The Catholic Church desperately needs to gain moral wisdom in its sexual ethics. The church around the world has been wracked by scandals over child sexual abuse, and the crisis is far from over. The Catholic Church's continues to reject homosexual unions in marriage as one of the gifts of God's creation and therefore good, and the full equality of women in ordination to the priesthood has not yet been achieved.

Yet, in recent months, instead of focusing on these crucial issues, the Vatican has chosen to target Dr. Margaret Farley's work, as well as ministry of the largest umbrella group of American nuns, a group known for its work with the poor. The Vatican has subjected these nuns to investigation and criticism for "radical feminism." These charges, the Catholic nuns have now maintained, are "unsubstantiated" and "flawed."
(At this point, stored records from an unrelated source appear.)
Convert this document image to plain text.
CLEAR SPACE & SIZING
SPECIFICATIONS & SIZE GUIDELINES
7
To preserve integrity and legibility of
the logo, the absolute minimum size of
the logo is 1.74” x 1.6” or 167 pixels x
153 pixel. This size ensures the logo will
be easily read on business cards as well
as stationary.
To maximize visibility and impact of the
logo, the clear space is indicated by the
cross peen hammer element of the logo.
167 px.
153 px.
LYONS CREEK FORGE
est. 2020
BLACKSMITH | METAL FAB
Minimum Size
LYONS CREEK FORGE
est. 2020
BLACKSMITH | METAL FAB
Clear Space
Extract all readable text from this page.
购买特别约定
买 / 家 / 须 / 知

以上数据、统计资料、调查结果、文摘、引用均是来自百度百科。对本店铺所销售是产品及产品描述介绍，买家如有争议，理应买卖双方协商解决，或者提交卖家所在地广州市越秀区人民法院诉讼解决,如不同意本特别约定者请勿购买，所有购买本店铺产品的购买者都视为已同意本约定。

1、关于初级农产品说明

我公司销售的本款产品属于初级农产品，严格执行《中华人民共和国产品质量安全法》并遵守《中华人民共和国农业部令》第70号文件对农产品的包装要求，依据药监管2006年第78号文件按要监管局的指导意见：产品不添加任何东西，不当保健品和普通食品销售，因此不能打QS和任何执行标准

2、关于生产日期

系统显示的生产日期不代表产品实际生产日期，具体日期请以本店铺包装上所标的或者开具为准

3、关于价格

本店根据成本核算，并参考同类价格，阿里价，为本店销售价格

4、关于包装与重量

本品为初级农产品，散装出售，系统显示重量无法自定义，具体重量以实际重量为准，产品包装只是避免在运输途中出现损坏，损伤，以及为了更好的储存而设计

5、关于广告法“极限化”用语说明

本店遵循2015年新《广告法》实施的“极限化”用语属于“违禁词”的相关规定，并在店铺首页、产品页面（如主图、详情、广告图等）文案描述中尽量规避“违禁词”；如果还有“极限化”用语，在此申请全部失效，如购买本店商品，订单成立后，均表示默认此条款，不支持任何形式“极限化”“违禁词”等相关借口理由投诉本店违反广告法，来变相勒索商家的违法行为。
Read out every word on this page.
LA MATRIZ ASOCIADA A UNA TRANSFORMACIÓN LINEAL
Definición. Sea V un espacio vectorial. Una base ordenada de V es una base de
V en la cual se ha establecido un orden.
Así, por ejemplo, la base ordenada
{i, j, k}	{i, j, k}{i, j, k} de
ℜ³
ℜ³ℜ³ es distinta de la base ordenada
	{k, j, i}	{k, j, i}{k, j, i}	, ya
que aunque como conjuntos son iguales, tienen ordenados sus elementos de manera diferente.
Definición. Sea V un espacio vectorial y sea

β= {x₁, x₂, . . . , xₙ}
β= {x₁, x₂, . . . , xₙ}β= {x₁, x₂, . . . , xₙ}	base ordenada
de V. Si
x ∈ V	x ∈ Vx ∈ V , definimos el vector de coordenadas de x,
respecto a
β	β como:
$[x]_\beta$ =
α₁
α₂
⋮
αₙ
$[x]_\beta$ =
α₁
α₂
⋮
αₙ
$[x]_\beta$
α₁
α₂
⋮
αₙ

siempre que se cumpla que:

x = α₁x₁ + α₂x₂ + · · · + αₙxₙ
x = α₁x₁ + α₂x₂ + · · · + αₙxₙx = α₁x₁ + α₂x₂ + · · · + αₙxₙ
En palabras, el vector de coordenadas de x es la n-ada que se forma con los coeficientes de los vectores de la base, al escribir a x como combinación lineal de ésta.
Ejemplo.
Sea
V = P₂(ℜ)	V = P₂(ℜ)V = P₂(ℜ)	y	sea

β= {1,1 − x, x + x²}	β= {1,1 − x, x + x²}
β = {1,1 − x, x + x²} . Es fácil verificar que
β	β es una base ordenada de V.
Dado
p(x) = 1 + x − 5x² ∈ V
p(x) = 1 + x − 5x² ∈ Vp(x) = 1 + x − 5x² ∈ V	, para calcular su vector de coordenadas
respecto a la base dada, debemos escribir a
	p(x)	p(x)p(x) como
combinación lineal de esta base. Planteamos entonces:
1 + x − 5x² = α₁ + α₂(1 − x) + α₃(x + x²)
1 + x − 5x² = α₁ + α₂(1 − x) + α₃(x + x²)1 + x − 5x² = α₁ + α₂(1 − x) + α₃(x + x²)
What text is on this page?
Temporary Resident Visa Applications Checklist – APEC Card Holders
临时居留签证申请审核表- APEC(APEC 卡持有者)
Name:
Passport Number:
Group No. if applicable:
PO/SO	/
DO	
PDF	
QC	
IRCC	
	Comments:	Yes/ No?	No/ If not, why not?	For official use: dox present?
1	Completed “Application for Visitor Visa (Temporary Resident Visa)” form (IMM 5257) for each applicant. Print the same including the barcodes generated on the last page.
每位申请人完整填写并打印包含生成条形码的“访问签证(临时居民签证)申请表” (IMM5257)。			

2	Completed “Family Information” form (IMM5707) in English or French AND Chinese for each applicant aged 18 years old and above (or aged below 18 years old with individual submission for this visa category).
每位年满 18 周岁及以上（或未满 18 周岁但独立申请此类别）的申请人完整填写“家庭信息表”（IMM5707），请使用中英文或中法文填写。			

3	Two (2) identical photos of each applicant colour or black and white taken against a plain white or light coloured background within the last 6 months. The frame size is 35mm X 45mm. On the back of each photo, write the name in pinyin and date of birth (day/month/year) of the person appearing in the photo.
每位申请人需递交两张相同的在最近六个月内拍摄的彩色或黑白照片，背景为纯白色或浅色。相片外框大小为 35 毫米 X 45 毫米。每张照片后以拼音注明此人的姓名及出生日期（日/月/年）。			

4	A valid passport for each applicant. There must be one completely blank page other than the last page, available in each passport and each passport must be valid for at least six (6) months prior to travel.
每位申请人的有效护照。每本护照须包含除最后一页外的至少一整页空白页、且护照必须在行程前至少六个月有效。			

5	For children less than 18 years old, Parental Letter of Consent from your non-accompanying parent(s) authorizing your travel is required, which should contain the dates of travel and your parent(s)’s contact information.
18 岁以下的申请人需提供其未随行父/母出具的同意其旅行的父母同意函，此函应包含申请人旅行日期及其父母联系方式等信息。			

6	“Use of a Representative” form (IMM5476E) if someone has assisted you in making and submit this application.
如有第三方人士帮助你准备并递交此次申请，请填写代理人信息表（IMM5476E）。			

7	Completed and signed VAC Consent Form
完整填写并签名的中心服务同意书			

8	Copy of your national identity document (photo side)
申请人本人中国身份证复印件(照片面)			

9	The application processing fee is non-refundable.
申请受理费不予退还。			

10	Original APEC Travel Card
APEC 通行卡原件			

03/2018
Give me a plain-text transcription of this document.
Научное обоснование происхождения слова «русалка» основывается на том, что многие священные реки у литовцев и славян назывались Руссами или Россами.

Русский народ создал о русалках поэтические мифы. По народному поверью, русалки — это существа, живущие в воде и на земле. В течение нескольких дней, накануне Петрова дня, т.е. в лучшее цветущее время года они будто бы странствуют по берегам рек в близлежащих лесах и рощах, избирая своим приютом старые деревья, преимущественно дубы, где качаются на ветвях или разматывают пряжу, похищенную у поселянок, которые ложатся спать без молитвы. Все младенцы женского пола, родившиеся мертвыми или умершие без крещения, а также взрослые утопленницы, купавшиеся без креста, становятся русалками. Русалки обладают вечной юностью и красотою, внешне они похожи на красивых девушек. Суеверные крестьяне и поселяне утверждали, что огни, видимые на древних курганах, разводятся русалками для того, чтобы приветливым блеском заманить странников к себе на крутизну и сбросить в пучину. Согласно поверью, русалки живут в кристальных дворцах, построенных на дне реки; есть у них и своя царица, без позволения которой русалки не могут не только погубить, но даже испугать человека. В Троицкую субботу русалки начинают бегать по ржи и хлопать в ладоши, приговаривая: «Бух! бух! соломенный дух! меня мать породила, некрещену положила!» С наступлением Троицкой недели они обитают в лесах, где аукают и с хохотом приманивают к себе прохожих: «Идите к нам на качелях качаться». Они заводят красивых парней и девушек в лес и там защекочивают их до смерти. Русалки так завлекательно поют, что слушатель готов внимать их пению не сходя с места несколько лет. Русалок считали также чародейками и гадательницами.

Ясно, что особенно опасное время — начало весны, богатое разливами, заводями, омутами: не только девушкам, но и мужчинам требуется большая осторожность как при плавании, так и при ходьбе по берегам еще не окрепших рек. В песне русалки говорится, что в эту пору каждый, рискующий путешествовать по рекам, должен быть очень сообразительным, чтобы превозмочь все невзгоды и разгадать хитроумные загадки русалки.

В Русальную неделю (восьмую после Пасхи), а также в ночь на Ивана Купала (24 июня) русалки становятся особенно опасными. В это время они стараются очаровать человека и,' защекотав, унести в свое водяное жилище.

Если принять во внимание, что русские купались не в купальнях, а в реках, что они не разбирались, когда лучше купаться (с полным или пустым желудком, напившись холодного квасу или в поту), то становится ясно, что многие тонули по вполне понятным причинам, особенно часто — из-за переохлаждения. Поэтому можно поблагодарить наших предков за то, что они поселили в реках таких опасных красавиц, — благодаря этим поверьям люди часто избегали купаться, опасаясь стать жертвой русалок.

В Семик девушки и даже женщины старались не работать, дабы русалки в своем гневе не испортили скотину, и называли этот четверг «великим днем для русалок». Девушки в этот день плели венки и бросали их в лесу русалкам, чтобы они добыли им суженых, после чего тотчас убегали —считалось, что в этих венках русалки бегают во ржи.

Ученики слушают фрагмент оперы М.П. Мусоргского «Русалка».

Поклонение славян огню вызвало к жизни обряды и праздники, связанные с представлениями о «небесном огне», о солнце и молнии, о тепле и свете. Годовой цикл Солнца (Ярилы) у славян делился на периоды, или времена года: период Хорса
This is an important moment not only for Catholics, but also for all those people of faith who care about the world-wide Catholic communion. The question really is whether, finally, the Vatican even belongs to the Catholic Church as it is emerging in this dynamic time. This was, in fact, a question considered very seriously by the Catholic Church in the 1960's. In 1962, Pope John XXIII called the Second Vatican Council (Vatican II) not only to bring the Church's message more directly into dialogue with the modern world, but also to rethink the nature of the Church, the world and the relationship between the two. During the conference, the church redefined its role; the church was now to be seen as the "People of God."

The Vatican II concept that the church is the "People of God" continues to be important for the Catholic Church according to Fr. Richard McBrien, Crowley-O'Brien Professor of Theology at the University of Notre Dame. An important ecclesial lesson from Vatican II is that church is thus not defined as the hierarchy, or even just the clergy or the members of orders of religious. It is the community of all who are baptized. This is a rich and diverse group in terms of gender, race, class, social status, sexual orientation, ethnicity and culture.

Thus, Fr. McBrien writes, "One of the council's most important affirmations, the Dogmatic Constitution on the Church, known by its Latin title as Lumen gentium, declared that charisms, or gifts of the Holy Spirit, are available to all the faithful, "of every rank" (n. 12)."

I believe that the writing of Dr. Margaret Farley, the work of the Leadership Conference of Women Religious, the umbrella group of 1,500 orders that represent about 80 percent of Catholic sisters in the United States, as well as that of other Catholics today working for love, justice and charity are the gifts of the Holy Spirit for the Catholic Church in this time.

The work of the Holy Spirit in bringing moral wisdom is, without a doubt, mysterious and hard to discern. But in the New Testament, love and the works of love in treating each other justly are often found together as marks of the work of the Holy Spirit (Gal. 5:22)

And as the prophet of the Hebrew Bible, Micah says, "What doth the Lord require of thee but to do justly and to love mercy and to walk humbly with thy God (Micah 6:8).